By applying voltage to an organic electroluminescence device (also referred to as “organic EL device”), holes from an anode and electrons from a cathode are injected into a light emitting layer. The holes and electrons injected into the light emitting layer recombine to form excitons. Singlet excitons and triplet excitons are formed in a ratio of 25%:75% according to spin-statistics theorem. Since the fluorescence utilizes the emission from singlet excitons, it has been known that the internal quantum efficiency of a fluorescent organic EL device is limited to 25% at most. In contrast, since the phosphorescence utilizes the emission from triplet excitons, it has been known that the internal quantum efficiency of a phosphorescent organic EL device can be increased to 100% if the intersystem crossing occurs efficiently.
In the development of known organic EL devices, an optimum device design has been made depending upon the emission mechanism such as fluorescence and phosphorescence. It has been known in the art that a high-performance phosphorescent organic EL device cannot be obtained by a mere application of the fluorescent technique to the phosphorescent device, because the emission mechanisms are different from each other.

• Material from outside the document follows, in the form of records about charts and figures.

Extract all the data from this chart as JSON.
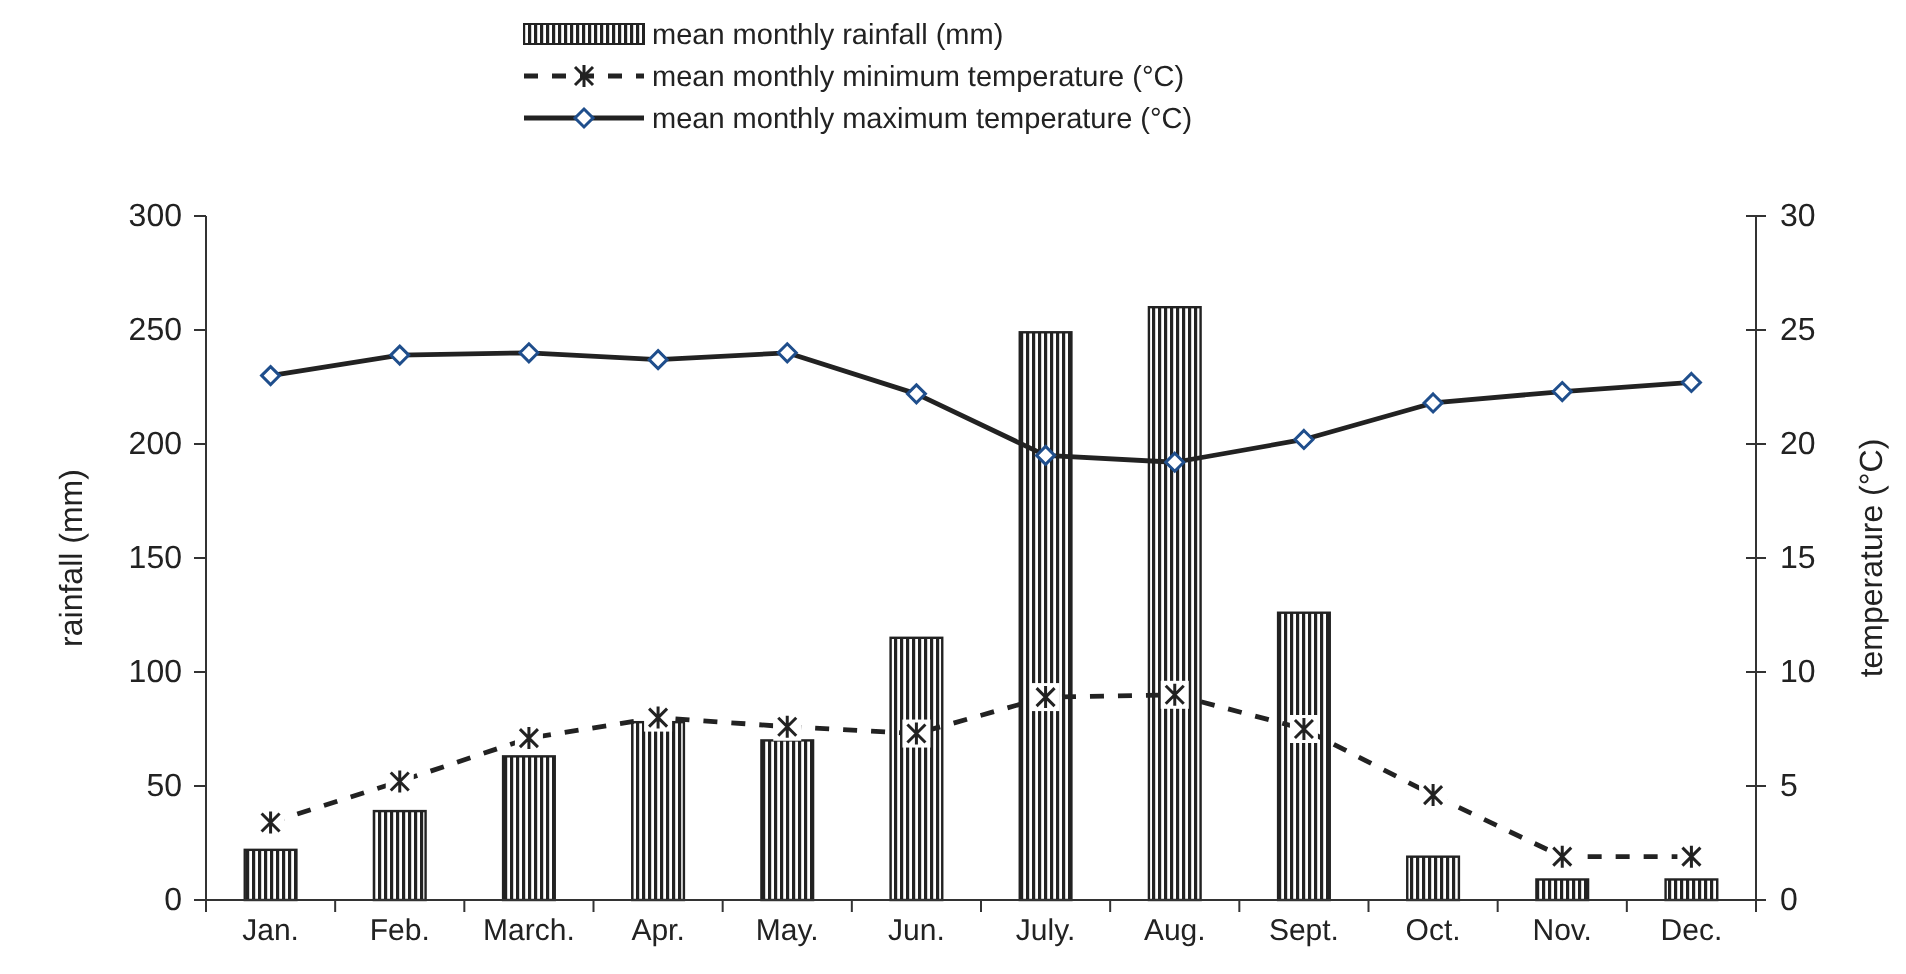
{
  "chart_data": {
    "type": "bar",
    "categories": [
      "Jan.",
      "Feb.",
      "March.",
      "Apr.",
      "May.",
      "Jun.",
      "July.",
      "Aug.",
      "Sept.",
      "Oct.",
      "Nov.",
      "Dec."
    ],
    "series": [
      {
        "name": "mean monthly rainfall (mm)",
        "color": "#222222",
        "values": [
          22,
          39,
          63,
          78,
          70,
          115,
          249,
          260,
          126,
          19,
          9,
          9
        ]
      },
      {
        "name": "mean monthly minimum temperature (°C)",
        "type": "line",
        "axis": "y2",
        "color": "#222222",
        "line_style": "dashed",
        "marker": "cross",
        "values": [
          3.4,
          5.2,
          7.1,
          8.0,
          7.6,
          7.3,
          8.9,
          9.0,
          7.5,
          4.6,
          1.9,
          1.9
        ]
      },
      {
        "name": "mean monthly maximum temperature (°C)",
        "type": "line",
        "axis": "y2",
        "color": "#222222",
        "line_style": "solid",
        "marker": "diamond",
        "values": [
          23.0,
          23.9,
          24.0,
          23.7,
          24.0,
          22.2,
          19.5,
          19.2,
          20.2,
          21.8,
          22.3,
          22.7
        ]
      }
    ],
    "ylabel": "rainfall (mm)",
    "y2label": "temperature (°C)",
    "ylim": [
      0,
      300
    ],
    "yticks": [
      0,
      50,
      100,
      150,
      200,
      250,
      300
    ],
    "y2lim": [
      0,
      30
    ],
    "y2ticks": [
      0,
      5,
      10,
      15,
      20,
      25,
      30
    ],
    "grid": false,
    "legend": "top"
  }
}
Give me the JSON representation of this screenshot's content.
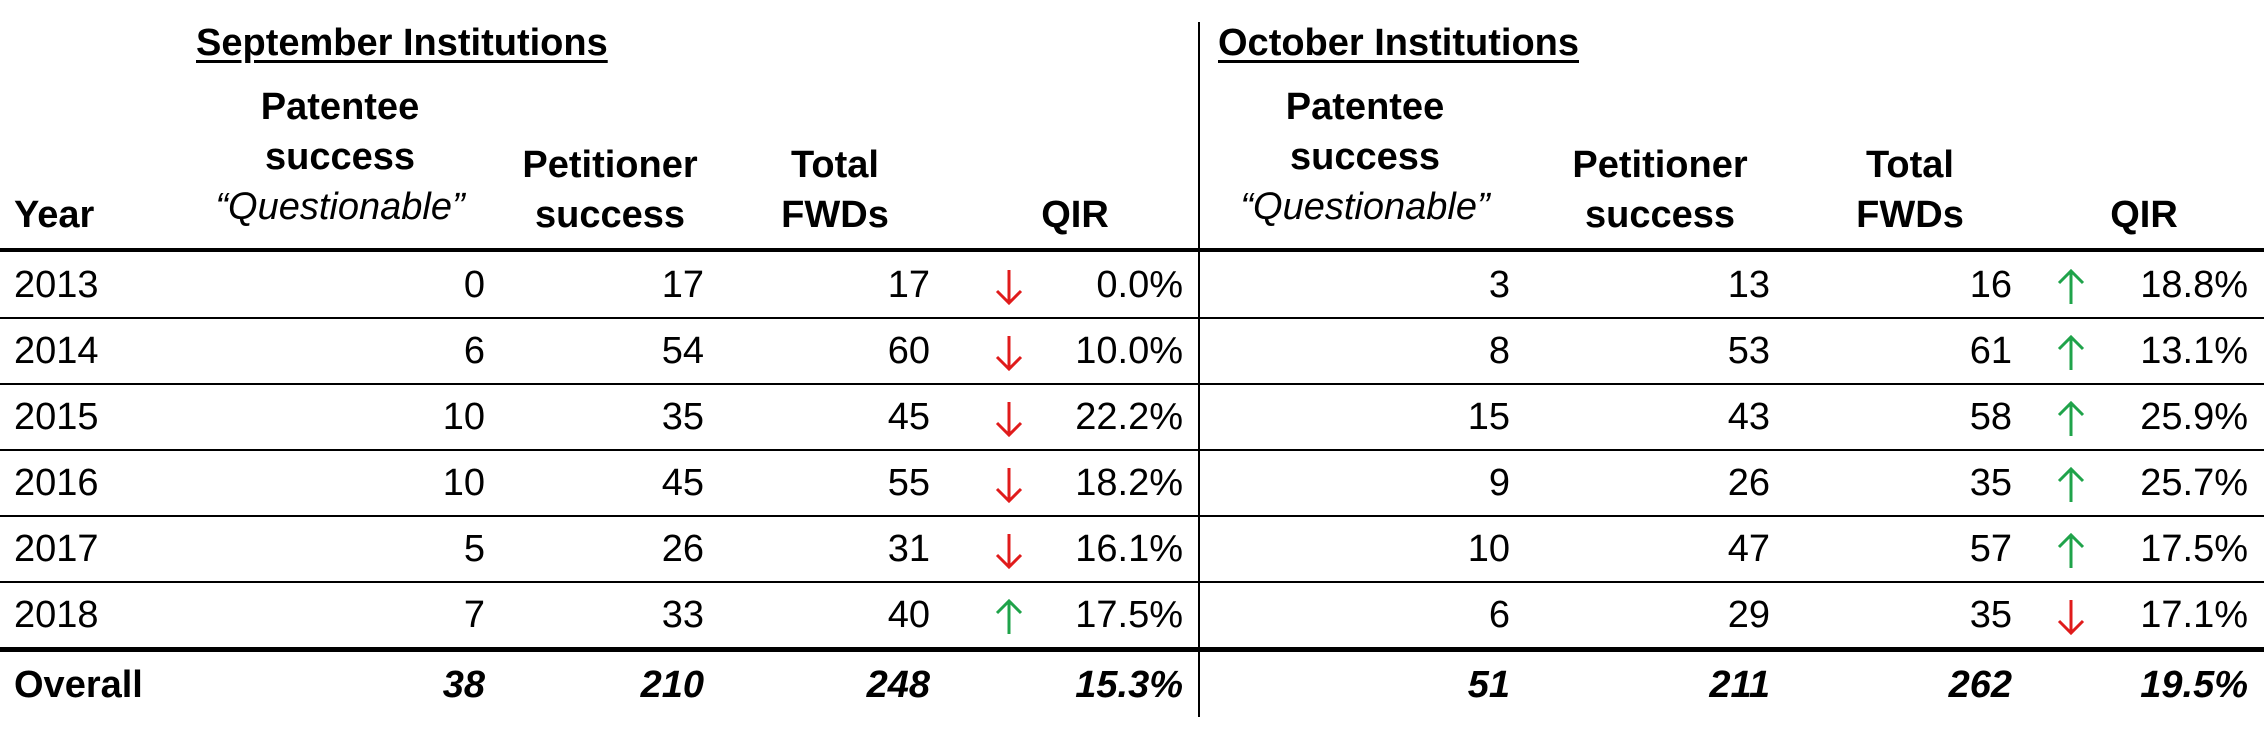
{
  "september": {
    "title": "September Institutions",
    "headers": {
      "year": "Year",
      "patentee": [
        "Patentee",
        "success",
        "“Questionable”"
      ],
      "petitioner": [
        "Petitioner",
        "success"
      ],
      "total": [
        "Total",
        "FWDs"
      ],
      "qir": "QIR"
    },
    "rows": [
      {
        "year": "2013",
        "patentee": "0",
        "petitioner": "17",
        "total": "17",
        "trend": "down",
        "qir": "0.0%"
      },
      {
        "year": "2014",
        "patentee": "6",
        "petitioner": "54",
        "total": "60",
        "trend": "down",
        "qir": "10.0%"
      },
      {
        "year": "2015",
        "patentee": "10",
        "petitioner": "35",
        "total": "45",
        "trend": "down",
        "qir": "22.2%"
      },
      {
        "year": "2016",
        "patentee": "10",
        "petitioner": "45",
        "total": "55",
        "trend": "down",
        "qir": "18.2%"
      },
      {
        "year": "2017",
        "patentee": "5",
        "petitioner": "26",
        "total": "31",
        "trend": "down",
        "qir": "16.1%"
      },
      {
        "year": "2018",
        "patentee": "7",
        "petitioner": "33",
        "total": "40",
        "trend": "up",
        "qir": "17.5%"
      }
    ],
    "overall": {
      "label": "Overall",
      "patentee": "38",
      "petitioner": "210",
      "total": "248",
      "qir": "15.3%"
    }
  },
  "october": {
    "title": "October Institutions",
    "headers": {
      "patentee": [
        "Patentee",
        "success",
        "“Questionable”"
      ],
      "petitioner": [
        "Petitioner",
        "success"
      ],
      "total": [
        "Total",
        "FWDs"
      ],
      "qir": "QIR"
    },
    "rows": [
      {
        "patentee": "3",
        "petitioner": "13",
        "total": "16",
        "trend": "up",
        "qir": "18.8%"
      },
      {
        "patentee": "8",
        "petitioner": "53",
        "total": "61",
        "trend": "up",
        "qir": "13.1%"
      },
      {
        "patentee": "15",
        "petitioner": "43",
        "total": "58",
        "trend": "up",
        "qir": "25.9%"
      },
      {
        "patentee": "9",
        "petitioner": "26",
        "total": "35",
        "trend": "up",
        "qir": "25.7%"
      },
      {
        "patentee": "10",
        "petitioner": "47",
        "total": "57",
        "trend": "up",
        "qir": "17.5%"
      },
      {
        "patentee": "6",
        "petitioner": "29",
        "total": "35",
        "trend": "down",
        "qir": "17.1%"
      }
    ],
    "overall": {
      "patentee": "51",
      "petitioner": "211",
      "total": "262",
      "qir": "19.5%"
    }
  },
  "colors": {
    "up": "#1fa34a",
    "down": "#e01b1b",
    "rule": "#000000"
  },
  "icons": {
    "up": "arrow-up-icon",
    "down": "arrow-down-icon"
  }
}
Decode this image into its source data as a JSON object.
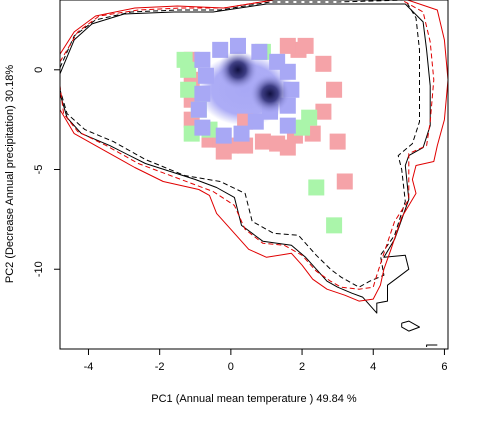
{
  "chart_data": {
    "type": "scatter",
    "title": "",
    "xlabel": "PC1 (Annual mean temperature ) 49.84 %",
    "ylabel": "PC2 (Decrease Annual precipitation) 30.18%",
    "xlim": [
      -4.8,
      6.1
    ],
    "ylim": [
      -14.0,
      3.5
    ],
    "xticks": [
      -4,
      -2,
      0,
      2,
      4,
      6
    ],
    "yticks": [
      -10,
      -5,
      0
    ],
    "grid": false,
    "legend": "none",
    "colors": {
      "envelope_black": "#000000",
      "envelope_red": "#e00000",
      "green_cells": "#aaf5aa",
      "pink_cells": "#f5a3a8",
      "blue_cells": "#a8a8f5",
      "density_core": "#101040"
    },
    "series": [
      {
        "style": "black-solid",
        "points": [
          [
            -4.8,
            -0.2
          ],
          [
            -4.4,
            1.5
          ],
          [
            -3.9,
            2.3
          ],
          [
            -3.0,
            2.8
          ],
          [
            -1.6,
            2.9
          ],
          [
            -0.5,
            2.9
          ],
          [
            1.0,
            3.3
          ],
          [
            3.1,
            3.3
          ],
          [
            4.9,
            3.3
          ],
          [
            5.4,
            2.4
          ],
          [
            5.5,
            1.0
          ],
          [
            5.6,
            -0.8
          ],
          [
            5.6,
            -2.8
          ],
          [
            5.4,
            -3.9
          ],
          [
            5.0,
            -4.3
          ],
          [
            4.9,
            -4.8
          ],
          [
            5.0,
            -6.5
          ],
          [
            4.6,
            -8.5
          ],
          [
            4.3,
            -9.4
          ],
          [
            4.9,
            -9.3
          ],
          [
            5.0,
            -10.0
          ],
          [
            4.7,
            -10.4
          ],
          [
            4.4,
            -10.8
          ],
          [
            4.4,
            -11.6
          ],
          [
            4.1,
            -11.7
          ],
          [
            4.1,
            -12.2
          ],
          [
            3.7,
            -11.4
          ],
          [
            3.4,
            -11.2
          ],
          [
            3.0,
            -10.9
          ],
          [
            2.7,
            -10.6
          ],
          [
            2.5,
            -10.2
          ],
          [
            2.1,
            -9.4
          ],
          [
            1.7,
            -8.8
          ],
          [
            0.9,
            -8.6
          ],
          [
            0.3,
            -7.8
          ],
          [
            0.1,
            -6.4
          ],
          [
            -0.4,
            -5.9
          ],
          [
            -1.0,
            -5.5
          ],
          [
            -2.4,
            -4.7
          ],
          [
            -3.4,
            -3.8
          ],
          [
            -4.2,
            -3.2
          ],
          [
            -4.6,
            -2.4
          ],
          [
            -4.8,
            -1.2
          ],
          [
            -4.8,
            -0.2
          ]
        ]
      },
      {
        "style": "black-dashed",
        "points": [
          [
            -4.8,
            0.1
          ],
          [
            -4.4,
            1.7
          ],
          [
            -3.8,
            2.5
          ],
          [
            -2.8,
            2.9
          ],
          [
            -1.5,
            3.0
          ],
          [
            -0.3,
            3.0
          ],
          [
            1.1,
            3.4
          ],
          [
            3.0,
            3.4
          ],
          [
            4.9,
            3.5
          ],
          [
            5.2,
            2.6
          ],
          [
            5.3,
            1.0
          ],
          [
            5.3,
            -0.8
          ],
          [
            5.3,
            -2.6
          ],
          [
            5.1,
            -3.7
          ],
          [
            4.7,
            -4.3
          ],
          [
            4.8,
            -5.0
          ],
          [
            4.9,
            -6.6
          ],
          [
            4.6,
            -8.3
          ],
          [
            4.2,
            -9.3
          ],
          [
            4.3,
            -10.3
          ],
          [
            3.9,
            -10.6
          ],
          [
            3.6,
            -10.9
          ],
          [
            3.1,
            -10.4
          ],
          [
            2.8,
            -10.0
          ],
          [
            2.4,
            -9.3
          ],
          [
            1.9,
            -8.3
          ],
          [
            1.2,
            -8.2
          ],
          [
            0.6,
            -7.6
          ],
          [
            0.4,
            -6.2
          ],
          [
            -0.3,
            -5.6
          ],
          [
            -1.3,
            -5.3
          ],
          [
            -2.4,
            -4.5
          ],
          [
            -3.3,
            -3.6
          ],
          [
            -4.1,
            -3.0
          ],
          [
            -4.6,
            -2.2
          ],
          [
            -4.8,
            -1.0
          ],
          [
            -4.8,
            0.1
          ]
        ]
      },
      {
        "style": "red-solid",
        "points": [
          [
            -4.9,
            0.5
          ],
          [
            -4.4,
            1.9
          ],
          [
            -3.8,
            2.7
          ],
          [
            -2.7,
            3.1
          ],
          [
            -1.5,
            3.2
          ],
          [
            -0.2,
            3.1
          ],
          [
            1.2,
            3.5
          ],
          [
            3.0,
            3.5
          ],
          [
            4.8,
            3.6
          ],
          [
            5.8,
            3.0
          ],
          [
            6.0,
            1.5
          ],
          [
            6.1,
            -0.5
          ],
          [
            6.0,
            -2.5
          ],
          [
            5.8,
            -3.8
          ],
          [
            5.7,
            -4.6
          ],
          [
            5.2,
            -4.8
          ],
          [
            5.1,
            -5.5
          ],
          [
            5.2,
            -6.2
          ],
          [
            4.8,
            -7.4
          ],
          [
            4.5,
            -9.0
          ],
          [
            4.3,
            -10.0
          ],
          [
            4.2,
            -10.8
          ],
          [
            4.0,
            -11.5
          ],
          [
            3.6,
            -11.6
          ],
          [
            3.2,
            -11.3
          ],
          [
            2.7,
            -11.0
          ],
          [
            2.3,
            -10.5
          ],
          [
            2.0,
            -9.8
          ],
          [
            1.7,
            -9.2
          ],
          [
            1.0,
            -9.4
          ],
          [
            0.5,
            -9.0
          ],
          [
            0.1,
            -8.2
          ],
          [
            -0.4,
            -7.2
          ],
          [
            -0.6,
            -6.3
          ],
          [
            -0.9,
            -6.0
          ],
          [
            -1.9,
            -5.6
          ],
          [
            -2.7,
            -4.9
          ],
          [
            -3.6,
            -4.0
          ],
          [
            -4.4,
            -3.2
          ],
          [
            -4.8,
            -2.0
          ],
          [
            -4.9,
            0.5
          ]
        ]
      },
      {
        "style": "red-dashed",
        "points": [
          [
            -4.8,
            0.4
          ],
          [
            -4.3,
            1.9
          ],
          [
            -3.7,
            2.7
          ],
          [
            -2.6,
            3.0
          ],
          [
            -1.4,
            3.1
          ],
          [
            -0.2,
            3.1
          ],
          [
            1.2,
            3.5
          ],
          [
            3.1,
            3.5
          ],
          [
            4.8,
            3.5
          ],
          [
            5.4,
            2.9
          ],
          [
            5.6,
            1.4
          ],
          [
            5.7,
            -0.5
          ],
          [
            5.6,
            -2.6
          ],
          [
            5.5,
            -3.8
          ],
          [
            5.0,
            -4.2
          ],
          [
            5.0,
            -5.0
          ],
          [
            5.0,
            -6.5
          ],
          [
            4.6,
            -7.6
          ],
          [
            4.3,
            -9.2
          ],
          [
            4.1,
            -10.3
          ],
          [
            4.0,
            -10.9
          ],
          [
            3.6,
            -11.0
          ],
          [
            3.1,
            -10.9
          ],
          [
            2.8,
            -10.6
          ],
          [
            2.4,
            -10.1
          ],
          [
            2.0,
            -9.3
          ],
          [
            1.5,
            -8.8
          ],
          [
            0.9,
            -8.7
          ],
          [
            0.4,
            -8.0
          ],
          [
            0.1,
            -6.8
          ],
          [
            -0.5,
            -6.1
          ],
          [
            -1.4,
            -5.5
          ],
          [
            -2.6,
            -4.7
          ],
          [
            -3.5,
            -3.8
          ],
          [
            -4.3,
            -3.1
          ],
          [
            -4.7,
            -2.2
          ],
          [
            -4.8,
            -0.8
          ],
          [
            -4.8,
            0.4
          ]
        ]
      },
      {
        "style": "black-solid-small",
        "points": [
          [
            4.8,
            -12.7
          ],
          [
            5.0,
            -12.6
          ],
          [
            5.3,
            -12.9
          ],
          [
            5.0,
            -13.1
          ],
          [
            4.8,
            -12.9
          ],
          [
            4.8,
            -12.7
          ]
        ]
      },
      {
        "style": "black-solid-small",
        "points": [
          [
            5.5,
            -13.9
          ],
          [
            5.5,
            -13.8
          ],
          [
            5.8,
            -13.8
          ]
        ]
      }
    ],
    "cells": {
      "pink": [
        [
          -1.1,
          0.5
        ],
        [
          -1.1,
          -0.5
        ],
        [
          -1.1,
          -1.5
        ],
        [
          -1.1,
          -2.5
        ],
        [
          -0.6,
          -3.5
        ],
        [
          -0.3,
          -3.5
        ],
        [
          0.0,
          -3.8
        ],
        [
          0.4,
          -3.8
        ],
        [
          0.9,
          -3.6
        ],
        [
          1.3,
          -3.7
        ],
        [
          1.8,
          -3.3
        ],
        [
          2.3,
          -3.2
        ],
        [
          2.6,
          -2.1
        ],
        [
          2.9,
          -1.0
        ],
        [
          2.6,
          0.3
        ],
        [
          1.9,
          1.0
        ],
        [
          1.6,
          1.2
        ],
        [
          2.1,
          1.2
        ],
        [
          0.4,
          -2.6
        ],
        [
          3.0,
          -3.6
        ],
        [
          3.2,
          -5.6
        ],
        [
          1.6,
          -3.9
        ],
        [
          -0.2,
          -4.1
        ]
      ],
      "green": [
        [
          -1.3,
          0.5
        ],
        [
          -1.2,
          0.0
        ],
        [
          -1.2,
          -1.0
        ],
        [
          -0.9,
          -2.0
        ],
        [
          -1.1,
          -3.2
        ],
        [
          -0.6,
          -3.0
        ],
        [
          0.9,
          0.9
        ],
        [
          2.2,
          -2.4
        ],
        [
          2.0,
          -2.9
        ],
        [
          2.4,
          -5.9
        ],
        [
          2.9,
          -7.8
        ]
      ],
      "blue": [
        [
          -0.8,
          0.5
        ],
        [
          -0.7,
          -0.3
        ],
        [
          -0.3,
          1.0
        ],
        [
          0.2,
          1.2
        ],
        [
          0.8,
          0.9
        ],
        [
          1.3,
          0.4
        ],
        [
          1.6,
          -0.1
        ],
        [
          1.7,
          -1.0
        ],
        [
          1.6,
          -1.8
        ],
        [
          1.1,
          -2.1
        ],
        [
          0.7,
          -2.6
        ],
        [
          0.3,
          -3.2
        ],
        [
          -0.2,
          -3.3
        ],
        [
          -0.8,
          -2.9
        ],
        [
          -0.9,
          -2.0
        ],
        [
          -0.8,
          -1.2
        ],
        [
          1.6,
          -2.8
        ]
      ],
      "density_peaks": [
        [
          0.2,
          0.0
        ],
        [
          1.1,
          -1.2
        ]
      ]
    }
  }
}
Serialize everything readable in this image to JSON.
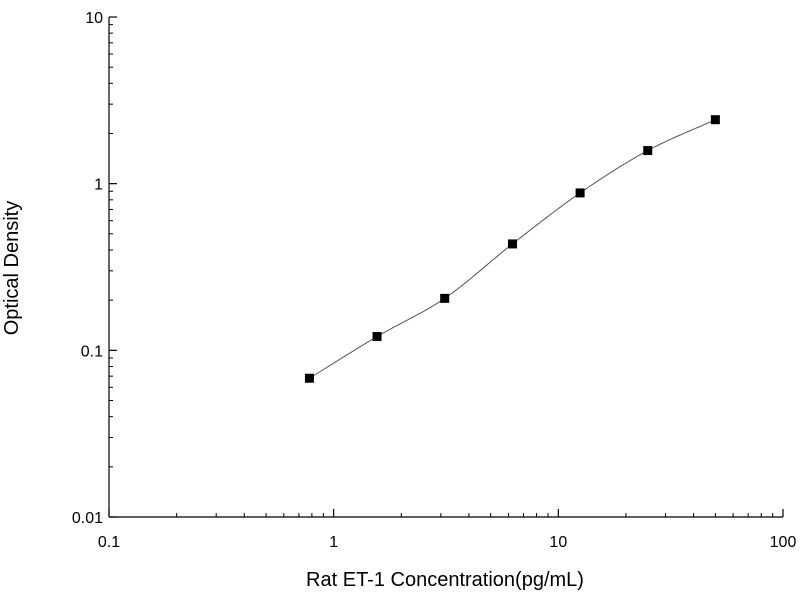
{
  "chart_data": {
    "type": "scatter",
    "title": "",
    "xlabel": "Rat ET-1 Concentration(pg/mL)",
    "ylabel": "Optical Density",
    "x_scale": "log",
    "y_scale": "log",
    "xlim": [
      0.1,
      100
    ],
    "ylim": [
      0.01,
      10
    ],
    "x_ticks": [
      {
        "value": 0.1,
        "label": "0.1"
      },
      {
        "value": 1,
        "label": "1"
      },
      {
        "value": 10,
        "label": "10"
      },
      {
        "value": 100,
        "label": "100"
      }
    ],
    "y_ticks": [
      {
        "value": 0.01,
        "label": "0.01"
      },
      {
        "value": 0.1,
        "label": "0.1"
      },
      {
        "value": 1,
        "label": "1"
      },
      {
        "value": 10,
        "label": "10"
      }
    ],
    "grid": false,
    "series": [
      {
        "marker": "square",
        "x": [
          0.78,
          1.56,
          3.12,
          6.25,
          12.5,
          25,
          50
        ],
        "y": [
          0.068,
          0.121,
          0.205,
          0.435,
          0.88,
          1.58,
          2.42
        ]
      }
    ],
    "fit_curve": true,
    "colors": {
      "marker": "#000000",
      "curve": "#555555",
      "axis": "#000000"
    }
  }
}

This may be generally because the following reasons.
Since the phosphorescence utilizes the emission from triplet excitons, a compound with larger energy gap is required to be used in the light emitting layer. This is because that the singlet energy (energy difference between the lowest excited singlet state and the ground state) of a compound is generally larger than its triplet energy (energy difference between the lowest excited triplet state and the ground state).
Therefore, to effectively confine the triplet energy of a phosphorescent dopant material within a device, a host material having triplet energy larger than that of the phosphorescent dopant material should be used in the light emitting layer. In addition, if an electron transporting layer and a hole transporting layer are formed adjacent to the light emitting layer, a compound having triplet energy larger than that of the phosphorescent dopant material should be used also in the electron transporting layer and the hole transporting layer. Thus, the device design conventionally employed for developing a phosphorescent organic EL device has been directed to the use of a compound having an energy gap larger than that of a compound for use in a fluorescent organic EL device, thereby increasing the voltage for driving an organic EL device.
A hydrocarbon compound highly resistant to oxidation and reduction, which has been known as a useful compound for a fluorescent device, has a small energy gap because of a broad distribution of π-electron cloud. Therefore, such a hydrocarbon compound is not suitable for use in a phosphorescent organic EL device and, instead, an organic compound having a heteroatom, such as oxygen and nitrogen, has been selected. However, a phosphorescent organic EL device employing such an organic compound having a heteroatom has a shorter lifetime as compared with a fluorescent organic EL device.
In addition, the relaxation time of triplet excitons of a phosphorescent dopant material is extremely longer than that of singlet excitons, this largely affecting the device performance. Namely, in the emission from singlet excitons, since the relaxation speed which leads to emission is high, the diffusion of excitons into a layer adjacent to the light emitting layer (for example, a hole transporting layer and an electron transporting layer) is difficult to occur and efficient emission is expected. In contrast, the emission from triplet excitons is a spin-forbidden transition and the relaxation speed is low. Therefore, the diffusion of excitons into adjacent layers occurs easily and the thermal energy deactivation occurs in most compounds other than the specific phosphorescent compound. Thus, as compared with a fluorescent organic EL device, it is more important for a phosphorescent organic EL device to control the region where electrons and holes are recombined.
For the above reasons, the development of a high performance phosphorescent organic EL device requires the selection of materials and the consideration of device design which are different from those for a fluorescent organic EL device.
Patent Document 1 discloses the combined use of a phosphorescent host material wherein a carbazole and an azine are connected to each other and a hole transporting material having a carbazole-containing amine structure with a large triplet energy. Although the monoamine material which has been used successfully as the hole transporting material is used, the durability against charges is poor because of its structure. In addition, the proposed host material has a large ionization potential because carbazoles are not directly bonded to each other. Therefore, holes are accumulated in the interface between the transporting material and the host material to adversely affect the performance of device.
Patent Document 2 discloses the combined use of a phosphorescent host material having a biscarbazole structure wherein carbazoles are boned to each other and a hole transporting material having a carbazole-containing amine structure with a large triplet energy. Since the material having a small ionization potential is used as the host material, the hole injecting ability from the hole transporting material is improved. However, since the conventional monoamine material is used as the hole transporting material, the triplet energy is likely to easily diffuse.